Scaling STUNner down, however, is trickier. Intuitively, when a running STUNner dataplane pod is terminated on scale-down, all affected clients with active TURN allocations on the terminating pod would be disconnected. This would then require clients to go through an ICE restart to re-connect, which may cause prolonged connection interruption and may not even be supported by all browsers.

In order to avoid client disconnects on scale-down, STUNner supports a feature called graceful shutdown. This means that stunnerd pods would refuse to terminate as long as there are active TURN allocations on them, and automatically remove themselves only once all allocations are deleted or timed out. It is important that terminating pods will not be counted by the HorizontalPodAutoscaler towards the average CPU load, and hence would not affect autoscaling decisions. In addition, new TURN allocation requests would never be routed by Kubernetes to terminating stunnerd pods.

Graceful shutdown enables full support for scaling STUNner down without affecting active client connections. As usual, however, some caveats apply:

  1. The default is to provision stunnerd pods with at most 2 CPU cores and 16 listener threads, both can be customized in the Dataplane template used to provision stunnerd pods.
  2. Currently the max lifetime for stunnerd to remain alive is 1 hour after being deleted: this means that stunnerd will remain active only for 1 hour after it has been deleted/scaled-down even if active allocations would last longer. You can adjust the grace period in the terminationGracePeriod setting in the Dataplane template.
  3. STUNner pods may remain alive well after the last client connection is gone. This occurs when an allocation is left open by a client (e.g., spontaneous UDP client-side connection closure cannot be reliably detected by the server). As the default TURN refresh lifetime is 10 minutes it may take 10 minutes until all allocations time out, letting stunnerd to finally terminate. In such cases stunnerd may refuse to stop after a kubectl delete. Use kubectl delete pod --grace-period=0 --force stunner-XXX to force removal.

Example

Below is a simple HorizontalPodAutoscaler config for autoscaling stunnerd. The example assumes that the Kubernetes metric server is available in the cluster.

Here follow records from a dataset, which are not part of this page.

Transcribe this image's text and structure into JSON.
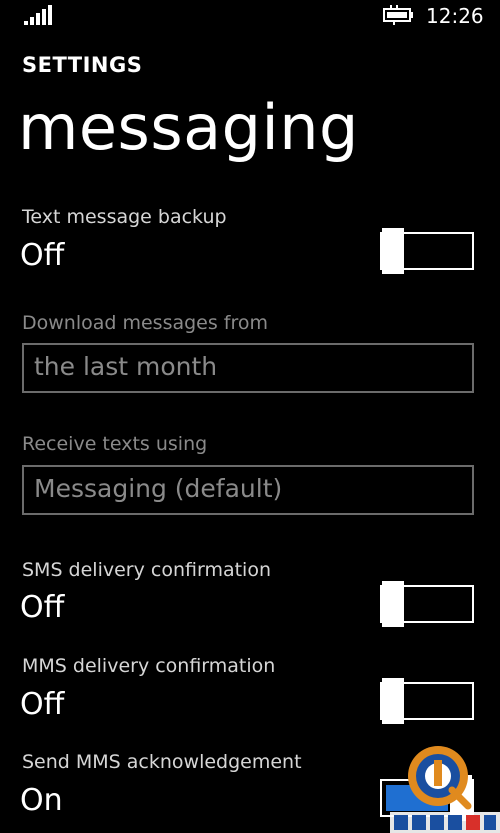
{
  "status_bar": {
    "time": "12:26",
    "signal_icon": "signal-strength-icon",
    "battery_icon": "battery-charging-icon"
  },
  "header": {
    "app_title": "SETTINGS",
    "page_title": "messaging"
  },
  "settings": {
    "text_backup": {
      "label": "Text message backup",
      "value": "Off",
      "state": false
    },
    "download_from": {
      "label": "Download messages from",
      "value": "the last month",
      "enabled": false
    },
    "receive_using": {
      "label": "Receive texts using",
      "value": "Messaging (default)",
      "enabled": false
    },
    "sms_confirm": {
      "label": "SMS delivery confirmation",
      "value": "Off",
      "state": false
    },
    "mms_confirm": {
      "label": "MMS delivery confirmation",
      "value": "Off",
      "state": false
    },
    "mms_ack": {
      "label": "Send MMS acknowledgement",
      "value": "On",
      "state": true
    }
  },
  "colors": {
    "background": "#000000",
    "accent": "#1f6fd1",
    "disabled_text": "#8a8a8a"
  },
  "watermark_logo": "watermark-logo"
}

apiVersion: autoscaling/v2
kind: HorizontalPodAutoscaler
metadata:
  name: hpa-stunner
  namespace: stunner
spec:
  scaleTargetRef:
    apiVersion: apps/v1
    kind: Deployment
    name: stunner
  minReplicas: 1
  maxReplicas: 10
  metrics:
  - type: Resource
    resource:
      name: cpu
      target:
        type: Utilization
        averageUtilization: 300

Here, scaleTargetRef selects the STUNner Deployment named stunnerd as the scaling target and the deployment will always run at least 1 pod and at most 10 pods. Understanding how Kubernetes chooses the number of running pods is, however, a bit tricky.

Suppose that the configured resources in the STUNner deployment are the following.

resources:
  limits:
    cpu: 2
    memory: 512Mi
  requests:
    cpu: 500m
    memory: 128Mi

Initially, there is only a single stunnerd pod in the cluster. As new calls arrive, CPU utilization is increasing. Scale out will be triggered when CPU usage of the stunnerd pod reaches 1500 millicore CPU (three times the requested CPU). If more calls come and the total CPU usage of the stunnerd pods reaches 3000 millicore, which amounts to 1500 millicore on average, scale out would happen again. When users leave, load will drop and the total CPU utilization will fall under 3000 millicore. At this point Kubernetes will automatically scale-in and remove one of the stunnerd instances. Recall, this would never affect existing connections thanks to graceful shutdown.